—Tinis priblimis di iri yiri plisitski — Refunfuñaba un joven rubio, echado sobre el sofá del consultorio, con los pies encima y cruzado de brazos.

— ¡Basta de rezongos Yuri Plisetsky! — Grito una mujer de forma firme. Mientras Víctor observaba aburrido fingiendo ser atento.

— ¡Al carajo con eso! ¡No necesito un puto psicólogo! — El chico azoto los pies contra el buró. —Déjame con el loquero y te arrepentirás vieja bruja.

—Como podrá notar, Yuri padece de problemas de control de ira. Queríamos encomendarlo a usted para solucionar ese problema.

«Necesita una tunda, no un psicólogo» Pensó Víctor entre sí, mientras observaba de reojo al joven puberto que acababa de rayar el buró con los zapatos.

—Entiendo su preocupación, Señorita Lilia...

—No necesito que me hable bonito para agradarme, solo quiero que consiga que Yuri se comporte como es debido.

—D-de acuerdo. — Se sintió un poco intimidado.

—Sili kiri ki kinsigi ki yiri si kinpirti— Volvió a rezongar. — Aunque estés de lame botas te tratara como a un perro.

—Necesito que asigne un horario para traer al joven a psicoterapia, solo tengo disponible en su agenda a partir de las dos de la tarde después de que salga del colegio, tampoco puede asistir los martes y jueves por su clase de ballet, los sábados por los cursos de piano y el domingo se le ha asignado como día libre de actividades. — La mujer se quedo reflexionando— Tiene que estar en casa antes de las ocho de la noche para evitar preocupaciones, por favor tome en consideración los tiempos de transporte y que tiene que hacer sus tareas.

—Ah... ¿De cuatro a cinco? — No quería tardar con este muchacho.

—De cuatro a seis de la tarde me parece bien— La mujer saco una agenda y comenzó a anotar en el horario indicado. — Considero que necesita ayuda intensiva y es requerido que el problema se solucione lo antes posible.

—Si... como diga...— ¿Qué diablos iba a hacer cuidando a un adolescente cuyo problema más evidente es estar pasando por los cambios de la pubertad?

—No jodas ¿Desperdiciare horas de mi vida con este viejo?

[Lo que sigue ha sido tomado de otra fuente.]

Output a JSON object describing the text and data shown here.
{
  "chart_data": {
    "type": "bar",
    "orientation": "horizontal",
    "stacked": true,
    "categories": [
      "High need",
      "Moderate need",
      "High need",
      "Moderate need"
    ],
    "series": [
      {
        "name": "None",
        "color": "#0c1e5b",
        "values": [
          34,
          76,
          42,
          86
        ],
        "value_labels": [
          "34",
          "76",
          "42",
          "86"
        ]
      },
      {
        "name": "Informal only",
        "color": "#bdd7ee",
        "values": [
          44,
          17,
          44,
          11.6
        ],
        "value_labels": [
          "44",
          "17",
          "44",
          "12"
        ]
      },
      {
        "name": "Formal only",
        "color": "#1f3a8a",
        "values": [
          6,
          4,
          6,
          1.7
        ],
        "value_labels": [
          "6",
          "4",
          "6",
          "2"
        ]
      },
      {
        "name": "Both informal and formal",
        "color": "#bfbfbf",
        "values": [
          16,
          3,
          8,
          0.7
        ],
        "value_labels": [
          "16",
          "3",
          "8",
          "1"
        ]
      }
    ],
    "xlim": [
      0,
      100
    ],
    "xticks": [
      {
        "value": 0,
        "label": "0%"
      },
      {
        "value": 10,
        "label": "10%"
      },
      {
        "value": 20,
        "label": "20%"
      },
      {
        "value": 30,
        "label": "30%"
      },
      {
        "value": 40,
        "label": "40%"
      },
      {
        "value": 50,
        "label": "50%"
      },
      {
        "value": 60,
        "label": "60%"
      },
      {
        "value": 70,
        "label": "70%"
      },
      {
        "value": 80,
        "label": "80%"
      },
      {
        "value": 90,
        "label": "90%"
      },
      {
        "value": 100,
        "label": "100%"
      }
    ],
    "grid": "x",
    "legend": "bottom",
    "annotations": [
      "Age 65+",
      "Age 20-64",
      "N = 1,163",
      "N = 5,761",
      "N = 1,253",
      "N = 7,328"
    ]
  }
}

—Es un especialista, el sabrá que hacer contigo para que reflexiones de tu vida y te arrepientas de tu rebeldía. — Víctor arqueo la ceja.

— ¿Es enserio?

—Algo así...— Respondió Víctor, — Estoy capacitado para escuchar tus inquietudes y evaluar tu situación, en base a eso te propondré algunas recomendaciones o tratamiento para corregir tus problemas o ayudarte a enfrentarlos.

— ¿Le pagan por nada a este cabrón? — Víctor solo se sobo las sienes al escucharlo.

—Bueno, me esforzare todo lo posible por remediar la actitud del joven.

—Eso espera, y si me disculpa, tengo asuntos importantes que atender. Traeré a Yuri el próximo lunes a la hora indicada. — La mujer se levantó del lugar rápidamente, mientras el chico se levantó de mala gana.

—Te dejare calvo si se te ocurre hacerme algo malo. — Se retiraron ambas personas, mientras el adolescente no dejaba de apartar aquella mirada de odio injustificado del psicólogo.

—Si claro... un gusto en conocerte.

¿Acaso todos los Yuris están locos?

Después de cerrar la puerta, finalmente Nikiforov pudo darse un respiro en la espera del japonés quien por cierto estaba tardando en llegar. No era normal que se retrasara tanto, eran las seis y media y normalmente estaba en el consultorio algunos cinco minutos antes de las seis.

Habían intercambiado números de teléfono, así que hizo una llamada y que le confirmaran si no asistiría, y por suerte, le respondieron bastante rápido.

—Buenas tardes, soy Víctor Nikiforov, quería confirmar si asistirías el día de hoy. — Trato de hablar lo más natural y calmado que pudo.

—I'm Sorry Daddy, necesitaba remodelar mi guardarropa.

— ¿Eros?

Después de escuchar el sonido del teléfono después de que le colgaran la llamada, Víctor devolvió el teléfono a su lugar. Debía empezar a planear algo o sería un fracaso como psicólogo de Yuri, aún más si este empezaba a evitar las visitas. No era como un paciente común que de la nada deja de asistir, si no lo hacía era por culpa del problema que él se supone debería estar solucionando.